U.S. warehouses face persistent labor shortages on material-handling lines, and remodeling facilities for fixed automation is costly and slow. Agility Robotics set out to build Digit, a general-purpose humanoid robot capable of operating in human-built spaces without facility modifications—but teaching a bipedal robot reliable whole-body control in unpredictable real-world environments proved enormously complex.

The core challenge was that real-world training for bipedal robots is prohibitively slow and expensive. Engineers needed to expose Digit to thousands of stress-test scenarios—varying aisle widths, floor friction, lighting, and unexpected shove forces—without breaking hardware or spending months on physical trials. Traditional simulation tools lacked the physics fidelity and scale required to transfer learned behaviors reliably to the real world.

Agility adopted a simulation-first approach using NVIDIA Isaac Sim, modeling Digit's chassis with OpenUSD to preserve every joint, mass, and contact surface. Customer CAD and BIM data integrated into the same scene graph, enabling realistic scenario scripting. The team then ran millions of parallel reinforcement-learning episodes in Isaac Lab, pushing training into billions of interactions across NVIDIA GPUs. To validate that controller physics was not simulator-specific, they also ran the same policy through a containerized MuJoCo pipeline, using contact-physics differences to expose corner cases and harden the model.

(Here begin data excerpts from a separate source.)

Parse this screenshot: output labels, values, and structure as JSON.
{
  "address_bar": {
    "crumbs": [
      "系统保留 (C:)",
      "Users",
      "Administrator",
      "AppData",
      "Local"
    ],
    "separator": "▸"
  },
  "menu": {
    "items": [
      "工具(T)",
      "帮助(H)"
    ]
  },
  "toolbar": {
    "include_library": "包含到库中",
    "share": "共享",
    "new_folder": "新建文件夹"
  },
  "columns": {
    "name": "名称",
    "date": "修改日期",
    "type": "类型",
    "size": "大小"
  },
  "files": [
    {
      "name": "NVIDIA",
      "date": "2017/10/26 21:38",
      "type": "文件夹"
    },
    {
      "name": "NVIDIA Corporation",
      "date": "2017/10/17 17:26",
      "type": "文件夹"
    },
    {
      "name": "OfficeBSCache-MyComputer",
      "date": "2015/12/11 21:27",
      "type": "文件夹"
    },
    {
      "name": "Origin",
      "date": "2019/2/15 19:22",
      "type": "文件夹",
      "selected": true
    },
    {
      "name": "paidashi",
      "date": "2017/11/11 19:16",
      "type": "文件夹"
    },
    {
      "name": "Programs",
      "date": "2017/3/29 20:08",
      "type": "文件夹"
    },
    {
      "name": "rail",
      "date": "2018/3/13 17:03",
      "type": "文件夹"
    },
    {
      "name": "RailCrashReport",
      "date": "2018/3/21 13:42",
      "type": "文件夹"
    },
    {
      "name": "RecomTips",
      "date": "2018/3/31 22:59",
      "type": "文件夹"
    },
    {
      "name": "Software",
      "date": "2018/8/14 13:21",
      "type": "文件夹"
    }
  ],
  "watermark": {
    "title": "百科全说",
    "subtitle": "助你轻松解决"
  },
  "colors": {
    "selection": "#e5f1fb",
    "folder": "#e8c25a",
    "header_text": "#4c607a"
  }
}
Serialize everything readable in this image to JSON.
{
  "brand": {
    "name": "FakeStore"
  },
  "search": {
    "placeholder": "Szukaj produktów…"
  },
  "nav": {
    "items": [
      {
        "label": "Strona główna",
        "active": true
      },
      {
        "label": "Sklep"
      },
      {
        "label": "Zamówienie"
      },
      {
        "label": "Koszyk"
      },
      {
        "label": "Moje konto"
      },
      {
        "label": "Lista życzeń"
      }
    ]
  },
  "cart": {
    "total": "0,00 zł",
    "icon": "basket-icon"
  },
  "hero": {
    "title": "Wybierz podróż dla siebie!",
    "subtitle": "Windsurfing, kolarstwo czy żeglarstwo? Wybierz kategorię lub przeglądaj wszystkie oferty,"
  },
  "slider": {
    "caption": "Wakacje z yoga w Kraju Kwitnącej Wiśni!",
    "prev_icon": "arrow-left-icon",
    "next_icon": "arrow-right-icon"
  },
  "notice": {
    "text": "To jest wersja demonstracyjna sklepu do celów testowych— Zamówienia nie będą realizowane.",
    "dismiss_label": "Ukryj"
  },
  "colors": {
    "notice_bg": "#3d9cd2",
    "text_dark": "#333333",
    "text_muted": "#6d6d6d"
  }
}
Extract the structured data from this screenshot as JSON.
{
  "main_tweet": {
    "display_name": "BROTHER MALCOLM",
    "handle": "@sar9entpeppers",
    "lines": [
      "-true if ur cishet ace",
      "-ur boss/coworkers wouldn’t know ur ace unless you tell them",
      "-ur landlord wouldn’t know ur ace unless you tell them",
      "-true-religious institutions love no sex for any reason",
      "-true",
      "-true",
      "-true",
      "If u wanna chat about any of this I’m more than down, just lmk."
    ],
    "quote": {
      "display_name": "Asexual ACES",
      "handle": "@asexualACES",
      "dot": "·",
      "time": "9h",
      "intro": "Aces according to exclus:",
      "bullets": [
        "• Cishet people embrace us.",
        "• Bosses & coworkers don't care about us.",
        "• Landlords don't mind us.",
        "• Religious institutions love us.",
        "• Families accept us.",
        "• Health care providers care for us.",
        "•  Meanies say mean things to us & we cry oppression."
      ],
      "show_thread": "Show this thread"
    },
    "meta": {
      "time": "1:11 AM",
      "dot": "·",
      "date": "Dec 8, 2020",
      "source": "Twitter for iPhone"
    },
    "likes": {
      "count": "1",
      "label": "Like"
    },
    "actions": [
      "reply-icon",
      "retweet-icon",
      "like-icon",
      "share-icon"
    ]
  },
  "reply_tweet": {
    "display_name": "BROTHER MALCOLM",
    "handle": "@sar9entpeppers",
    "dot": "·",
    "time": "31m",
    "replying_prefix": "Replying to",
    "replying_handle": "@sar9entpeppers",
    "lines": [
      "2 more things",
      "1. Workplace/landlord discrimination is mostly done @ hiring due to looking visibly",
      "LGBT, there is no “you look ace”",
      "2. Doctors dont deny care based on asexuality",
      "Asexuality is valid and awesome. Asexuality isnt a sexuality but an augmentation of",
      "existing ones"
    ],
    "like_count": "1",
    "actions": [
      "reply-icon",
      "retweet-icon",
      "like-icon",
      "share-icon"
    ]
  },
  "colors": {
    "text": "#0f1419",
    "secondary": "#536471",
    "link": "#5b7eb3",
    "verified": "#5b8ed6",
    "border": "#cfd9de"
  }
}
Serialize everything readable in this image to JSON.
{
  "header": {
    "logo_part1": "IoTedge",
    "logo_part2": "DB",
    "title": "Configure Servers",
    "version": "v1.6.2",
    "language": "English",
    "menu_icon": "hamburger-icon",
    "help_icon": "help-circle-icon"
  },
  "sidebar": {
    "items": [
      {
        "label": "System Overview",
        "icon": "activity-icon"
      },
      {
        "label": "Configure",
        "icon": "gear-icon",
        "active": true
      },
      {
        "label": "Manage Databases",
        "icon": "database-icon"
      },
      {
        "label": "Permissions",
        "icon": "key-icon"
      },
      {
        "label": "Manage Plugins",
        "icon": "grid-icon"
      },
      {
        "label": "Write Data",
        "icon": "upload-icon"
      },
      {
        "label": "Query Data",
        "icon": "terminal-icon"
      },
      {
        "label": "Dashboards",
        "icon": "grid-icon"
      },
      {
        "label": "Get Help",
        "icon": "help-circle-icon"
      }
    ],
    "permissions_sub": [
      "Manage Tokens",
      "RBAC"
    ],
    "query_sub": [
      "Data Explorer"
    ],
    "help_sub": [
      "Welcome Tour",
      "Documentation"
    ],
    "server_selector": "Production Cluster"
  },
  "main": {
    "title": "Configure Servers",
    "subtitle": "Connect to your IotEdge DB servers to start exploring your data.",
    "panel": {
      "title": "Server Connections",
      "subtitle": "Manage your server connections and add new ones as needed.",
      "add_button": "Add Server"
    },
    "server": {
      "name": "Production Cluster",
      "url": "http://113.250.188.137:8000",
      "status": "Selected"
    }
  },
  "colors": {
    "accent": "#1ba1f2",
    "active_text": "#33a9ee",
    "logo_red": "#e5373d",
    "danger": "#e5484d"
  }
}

The results translated directly to production. Iteration cycles for developing and testing new controllers dropped from weeks to days. GXO Logistics deployed Digit fleets in a Georgia fulfillment center under a Robots-as-a-Service agreement—the world's first humanoid RaaS deployment—where robots pick totes, sort inventory, and work alongside human crews. Schaeffler, the global motion-technology supplier, deployed Digit at its Cheraw, South Carolina plant to load and unload washing-machine housings with high precision.

These deployments confirmed that skills learned in NVIDIA Isaac Sim scale from logistics totes to precision metal stampings. Agility Robotics is now developing adaptive learning systems that let each robot learn from single task demonstrations and practice autonomously in simulation, targeting deployment timescales of hours rather than weeks for new workflows.